In today’s post we’ll take a detailed look at how major currencies have performed so far this month, including GBP, EUR, USD, AUD and CAD.
Pound Sterling GBP Forecast
After a disappointing performance in February, the Pound was back on top in March, propelled higher by improved Brexit sentiment. This upswing in Sterling appeared to be mostly down to a series of Parliamentary Brexit votes in which MPs sought to rule out a no-deal Brexit and back a delay.
However the Pound’s rise was far from smooth, with the UK currency facing considerable volatility over the month as uncertainty continues to cloud the whole process.

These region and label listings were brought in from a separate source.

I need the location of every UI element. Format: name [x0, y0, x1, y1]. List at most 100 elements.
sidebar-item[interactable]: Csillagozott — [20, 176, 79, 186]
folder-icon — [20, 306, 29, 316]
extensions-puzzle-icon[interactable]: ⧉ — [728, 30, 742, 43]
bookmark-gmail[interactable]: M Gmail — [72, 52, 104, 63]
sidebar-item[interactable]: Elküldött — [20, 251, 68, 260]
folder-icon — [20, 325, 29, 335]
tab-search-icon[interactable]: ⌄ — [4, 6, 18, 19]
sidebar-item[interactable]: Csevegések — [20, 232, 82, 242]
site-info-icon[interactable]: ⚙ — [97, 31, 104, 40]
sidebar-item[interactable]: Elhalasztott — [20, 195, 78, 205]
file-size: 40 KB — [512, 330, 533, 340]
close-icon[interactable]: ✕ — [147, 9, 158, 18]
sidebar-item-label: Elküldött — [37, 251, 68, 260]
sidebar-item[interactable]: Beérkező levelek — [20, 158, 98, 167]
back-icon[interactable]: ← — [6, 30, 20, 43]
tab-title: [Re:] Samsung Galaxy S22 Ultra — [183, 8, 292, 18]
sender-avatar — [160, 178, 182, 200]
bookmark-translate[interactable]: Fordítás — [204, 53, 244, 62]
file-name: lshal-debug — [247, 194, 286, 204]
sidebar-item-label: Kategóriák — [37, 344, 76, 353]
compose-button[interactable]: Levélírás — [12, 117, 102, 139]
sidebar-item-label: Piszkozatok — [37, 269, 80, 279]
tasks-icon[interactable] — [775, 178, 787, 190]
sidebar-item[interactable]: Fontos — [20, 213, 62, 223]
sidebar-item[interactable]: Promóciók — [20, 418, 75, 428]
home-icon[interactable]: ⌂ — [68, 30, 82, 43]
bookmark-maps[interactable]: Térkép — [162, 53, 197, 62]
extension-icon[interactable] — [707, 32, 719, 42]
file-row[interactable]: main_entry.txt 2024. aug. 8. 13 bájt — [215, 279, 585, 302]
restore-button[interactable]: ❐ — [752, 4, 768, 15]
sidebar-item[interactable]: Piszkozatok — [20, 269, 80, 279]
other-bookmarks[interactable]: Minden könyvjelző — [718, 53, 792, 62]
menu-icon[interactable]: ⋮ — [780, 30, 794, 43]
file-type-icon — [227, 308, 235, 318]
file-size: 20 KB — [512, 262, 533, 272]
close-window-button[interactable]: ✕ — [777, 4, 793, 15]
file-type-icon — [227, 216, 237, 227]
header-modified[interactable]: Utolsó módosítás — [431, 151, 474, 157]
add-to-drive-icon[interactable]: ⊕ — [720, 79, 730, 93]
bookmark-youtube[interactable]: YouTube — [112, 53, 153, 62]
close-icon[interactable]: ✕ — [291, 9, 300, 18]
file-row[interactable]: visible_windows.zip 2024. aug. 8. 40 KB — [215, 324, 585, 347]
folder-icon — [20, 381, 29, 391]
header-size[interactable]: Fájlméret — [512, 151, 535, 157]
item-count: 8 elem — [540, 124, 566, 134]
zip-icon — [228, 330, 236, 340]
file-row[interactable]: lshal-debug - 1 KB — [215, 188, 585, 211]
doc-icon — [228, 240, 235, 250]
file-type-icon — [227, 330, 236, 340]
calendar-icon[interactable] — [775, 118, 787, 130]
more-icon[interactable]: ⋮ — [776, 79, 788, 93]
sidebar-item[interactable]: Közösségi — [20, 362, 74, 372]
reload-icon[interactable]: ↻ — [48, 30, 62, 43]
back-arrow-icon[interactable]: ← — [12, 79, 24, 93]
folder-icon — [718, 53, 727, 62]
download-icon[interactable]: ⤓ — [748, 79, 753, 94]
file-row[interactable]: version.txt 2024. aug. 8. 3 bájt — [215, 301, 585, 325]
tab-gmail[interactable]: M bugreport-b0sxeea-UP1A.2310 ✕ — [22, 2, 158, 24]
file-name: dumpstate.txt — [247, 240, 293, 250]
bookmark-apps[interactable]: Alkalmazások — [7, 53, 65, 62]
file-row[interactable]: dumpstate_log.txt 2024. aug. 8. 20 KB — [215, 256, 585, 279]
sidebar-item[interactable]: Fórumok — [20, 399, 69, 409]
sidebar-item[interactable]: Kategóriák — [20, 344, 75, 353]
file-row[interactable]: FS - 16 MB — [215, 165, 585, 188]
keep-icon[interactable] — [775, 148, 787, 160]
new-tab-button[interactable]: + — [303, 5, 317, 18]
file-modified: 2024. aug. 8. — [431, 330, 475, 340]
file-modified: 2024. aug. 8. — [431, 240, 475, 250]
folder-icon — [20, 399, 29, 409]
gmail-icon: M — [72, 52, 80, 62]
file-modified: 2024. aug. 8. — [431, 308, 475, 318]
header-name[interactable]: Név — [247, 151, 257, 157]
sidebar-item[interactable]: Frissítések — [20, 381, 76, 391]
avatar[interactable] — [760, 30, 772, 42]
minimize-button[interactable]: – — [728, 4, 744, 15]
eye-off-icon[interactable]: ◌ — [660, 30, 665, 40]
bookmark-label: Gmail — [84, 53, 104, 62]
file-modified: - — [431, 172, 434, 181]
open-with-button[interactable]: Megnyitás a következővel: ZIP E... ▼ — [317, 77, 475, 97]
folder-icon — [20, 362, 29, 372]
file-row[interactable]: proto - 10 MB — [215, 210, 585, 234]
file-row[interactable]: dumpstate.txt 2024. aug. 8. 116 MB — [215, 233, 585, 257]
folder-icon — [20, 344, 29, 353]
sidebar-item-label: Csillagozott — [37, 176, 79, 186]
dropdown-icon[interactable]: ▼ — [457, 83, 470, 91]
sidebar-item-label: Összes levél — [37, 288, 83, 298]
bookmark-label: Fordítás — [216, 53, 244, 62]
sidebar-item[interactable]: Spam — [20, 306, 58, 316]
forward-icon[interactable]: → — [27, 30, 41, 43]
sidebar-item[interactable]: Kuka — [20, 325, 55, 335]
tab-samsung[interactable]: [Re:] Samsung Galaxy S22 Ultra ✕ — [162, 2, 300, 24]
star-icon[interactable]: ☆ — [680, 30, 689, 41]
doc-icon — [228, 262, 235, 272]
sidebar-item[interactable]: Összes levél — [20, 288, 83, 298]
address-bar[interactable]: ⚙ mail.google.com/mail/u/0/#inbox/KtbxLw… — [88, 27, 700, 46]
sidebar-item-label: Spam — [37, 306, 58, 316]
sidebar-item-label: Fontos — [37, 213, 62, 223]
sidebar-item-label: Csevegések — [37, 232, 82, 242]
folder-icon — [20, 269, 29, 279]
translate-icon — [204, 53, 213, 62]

Today, that uncertainty cause the Pound to fall by around 1% across the board.
Looking ahead, expect Brexit to continue dominating Sterling sentiment for the foreseeable future, with a delay likely to prolong the uncertainty surrounding the whole process for at least another couple of extra months. In this scenario I would expect the Pound to fall further. If however May can get her deal through, Sterling is likely to rise again.
While Brexit will probably side-line UK economic data over the coming month, investors are likely to keep a close eye on domestic GDP for any additional signs that growth may have begun to stall at the start of 2019.
Euro EUR Forecast
The Euro struggled in March, with the single currency facing some notable headwinds due to gloomy economic data and a dovish rate decision from the European Central Bank (ECB). In terms of data, EUR investors were again left wanting as weak PMI figures and slowing industrial data in Germany stoked fears of a stagnating Eurozone.
However it was the ECB’s policy meeting in March that delivered the greatest blow to the Euro this month, with the bank both slashing its growth forecasts for 2019 as well as signalling that interest rates would remain on hold until at least 2020.
The Euro was able to pick itself back up over the past couple of weeks, lifted by renewed hopes that the Eurozone economy will not be disrupted by the UK leaving the EU without a deal. Whether the Euro is able to build on this momentum in the coming month will largely be dependent on an improvement.
US Dollar USD Forecast
The US Dollar was left adrift in late February as Donald Trump’s move to extend the trade deadline with China saw investors reduce their positions in the US currency amid renewed risk appetite. This left USD muted until the first week of March, when a sharp drop in the Euro and a weakened Pound saw investors flock to the Greenback.
However the US Dollar fell back from its best levels fairly quickly, with a worrying slump in domestic payrolls in February and softening safe-haven demand limiting the appeal of USD. Whether the US Dollar is able to bounce back again in the coming month may depend on the direction of US-China trade talks, with a positive outcome likely to further cap demand for the Greenback. This evening sees a rate decision from the FED, which could weaken the Dollar pushing up GBP/USD rates.
Australian Dollar AUD Forecast
Trade in the Australian Dollar has been mixed over the past month, mostly as a result of shifting expectations about a US-China trade deal. While recent signals from talks have been positive, hopes of a deal being signed in the immediate future were knocked by downbeat comments from US Trade Representative Robert Lighthizer.
Domestic data also influenced AUD exchange rates in recent weeks, most notably with the release of a disappointing fourth quarter GDP reading that drove it to new multi-month lows. Moving forward the focus for AUD investors is likely to increasingly be on Australia’s economic data as markets look to gauge whether the Reserve Bank of Australia could cut interest rates this year.
Canadian Dollar CAD Forecast
The Canadian Dollar has had a pretty rough time of it in March so far, being hit by heavy losses right from the offset after Canada’s GDP came up short in the fourth quarter. This was followed by further losses after the Bank of Canada’s latest policy meeting, which saw policymakers warn that the ‘timing of future rate hikes has grown increasingly uncertain’.
While rising oil prices have helped to partially offset ‘Loonie’ losses, CAD still looks to close the month as one of the weakest currency performers.
Looking ahead, the Canadian Dollar may remain on the back foot going forward unless Canadian economic data begins to show some improvement in the weeks to come.